By Ron Passfield – Copyright (Creative Commons license, Attribution–Non Commercial–No Derivatives)

Disclosure: If you purchase a product through this site, I may earn a commission which will help to pay for the site, the associated Meetup group, and the resources to support the blog.

Savouring the Wins of Others

I have been reflecting on Jeff Brown’s comments about the journey into authenticity and particularly what he had to say about savouring the accomplishments and wins of others.  He comments for example, “I love it when people accomplish something they have set out to do”.   My reflection helped me realise that I have been pursuing a path of authenticity in how I turn up for, and play, social tennis (although I have not previously framed it that way).  Like when playing competitive tennis, the inner game of social tennis is challenging but influences how you approach successes and failures. 

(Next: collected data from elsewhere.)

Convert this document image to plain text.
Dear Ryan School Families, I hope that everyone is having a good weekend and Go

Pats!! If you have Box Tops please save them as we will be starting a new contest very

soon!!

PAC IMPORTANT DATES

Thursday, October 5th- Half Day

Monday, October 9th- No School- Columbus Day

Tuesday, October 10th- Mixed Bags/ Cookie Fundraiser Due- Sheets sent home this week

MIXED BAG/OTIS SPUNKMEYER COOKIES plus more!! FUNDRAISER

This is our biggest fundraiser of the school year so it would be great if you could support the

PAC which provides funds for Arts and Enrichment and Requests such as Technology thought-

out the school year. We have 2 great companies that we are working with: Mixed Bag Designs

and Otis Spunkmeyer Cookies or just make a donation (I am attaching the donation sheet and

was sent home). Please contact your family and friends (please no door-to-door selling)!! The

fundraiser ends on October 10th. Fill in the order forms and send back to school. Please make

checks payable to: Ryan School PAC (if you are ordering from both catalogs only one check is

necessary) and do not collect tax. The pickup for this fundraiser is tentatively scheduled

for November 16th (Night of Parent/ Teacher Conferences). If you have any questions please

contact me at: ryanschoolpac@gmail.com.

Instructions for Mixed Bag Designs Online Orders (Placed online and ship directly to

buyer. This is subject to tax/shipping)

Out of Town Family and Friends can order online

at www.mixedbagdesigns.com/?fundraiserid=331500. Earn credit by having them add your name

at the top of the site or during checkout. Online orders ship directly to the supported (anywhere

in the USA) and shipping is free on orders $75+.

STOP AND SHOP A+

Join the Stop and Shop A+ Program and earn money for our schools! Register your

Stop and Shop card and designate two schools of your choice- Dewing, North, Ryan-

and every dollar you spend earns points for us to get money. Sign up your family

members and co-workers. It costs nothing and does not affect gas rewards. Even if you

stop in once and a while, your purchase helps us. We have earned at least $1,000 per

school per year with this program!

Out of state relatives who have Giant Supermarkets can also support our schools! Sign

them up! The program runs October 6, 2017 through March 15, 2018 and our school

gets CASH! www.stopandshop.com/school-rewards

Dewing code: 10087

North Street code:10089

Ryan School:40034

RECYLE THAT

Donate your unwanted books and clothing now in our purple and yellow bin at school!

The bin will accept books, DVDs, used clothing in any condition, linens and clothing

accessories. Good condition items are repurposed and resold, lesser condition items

I realise that the journey into authenticity while playing social tennis has a number of dimensions for me and while I have started the journey, I have a fair way to go.  The journey entails confronting inner challenges that impact the way I relate to others on the court, both partners and opponents (I only play doubles tennis at my age due to exercise asthma – I turned 76 today!).  Some of the inner battles I have been addressing include the following:

  • Expectations: I have had to adjust my expectations.  I am no longer a 30-year old A-Grade tennis player playing competitive tennis in tennis fixture competitions. I have had to realise emotionally, as well as cognitively, that I no longer have the speed, mobility, strength or endurance that I had when I was half my present age.  This means that I have to control my emotional response when I am not able to execute tennis shots that I have been able to achieve previously.  This has led me to accept my situation without being captured by negative emotions.
  • Blind Spots: By watching competitive tennis and reflecting on my own social tennis game, I came to realise some of my blind spots, both behavioural and cognitive.  On a behavioural level, after I had some lessons (at age 75) on playing a two-handed backhand, I had to rethink how I held the racquet when I waited for a serve.  On a cognitive level, I had to reacquaint myself with my “slice shot” (both forehand and backhand) which I had “put away” because I thought that it was not a “real shot”.  My thoughts about this shot changed after observing Ash Barty achieve Number One world ranking in tennis.
  • Making Mistakes: Because I still carry “video-tapes” in my head of shots I have played competently over many years, I would often get upset when I made a mistake.  However mistakes in tennis are part and parcel of the game …and it took me quite a while to acknowledge this emotionally.  I had to deal with negative self-evaluation and find ways to develop emotional equilibrium even when making basic mistakes.  To assist this journey into authenticity, I try to savour the present moment – the opportunity to play, the capacity to run and hit the ball and my developed tennis competence. 
  • Savouring the wins of others: This is still my greatest authenticity challenge when playing social tennis.  I can fairly readily acknowledge and savour the good shots of my tennis partner.  However, to do the same for my opponents is a different matter.  Because of my conditioning over many years of playing competitive tennis, I want to win every point in a tennis game (although this is not physically possible).  After a long rally where I have hit a lot of shots, run a considerable distance and displayed some tennis competence, I get annoyed if my opponents ends up winning the rally.  It means effectively that I am not authentically focusing on the process but worrying about the outcome.   This is a considerable challenge because it involves rewiring – overcoming my competitive conditioning.  It is my current focus in trying to achieve authenticity when playing social tennis on a weekly basis. 

Reflection

The journey to authenticity in playing social tennis is a continuing challenge.  For one thing, I have to explore why I become annoyed when my opponent wins a rally and learn to savour the wins of others on the tennis court.  As I grow in mindfulness through reflection, Tai Chi and meditation, I  can learn to better accept my physical limitations, admire the achievements of others (even if they are at my expense) and manage my expectations and associated emotions.  This will require a major change in my mindset and help me achieve authentic transformation.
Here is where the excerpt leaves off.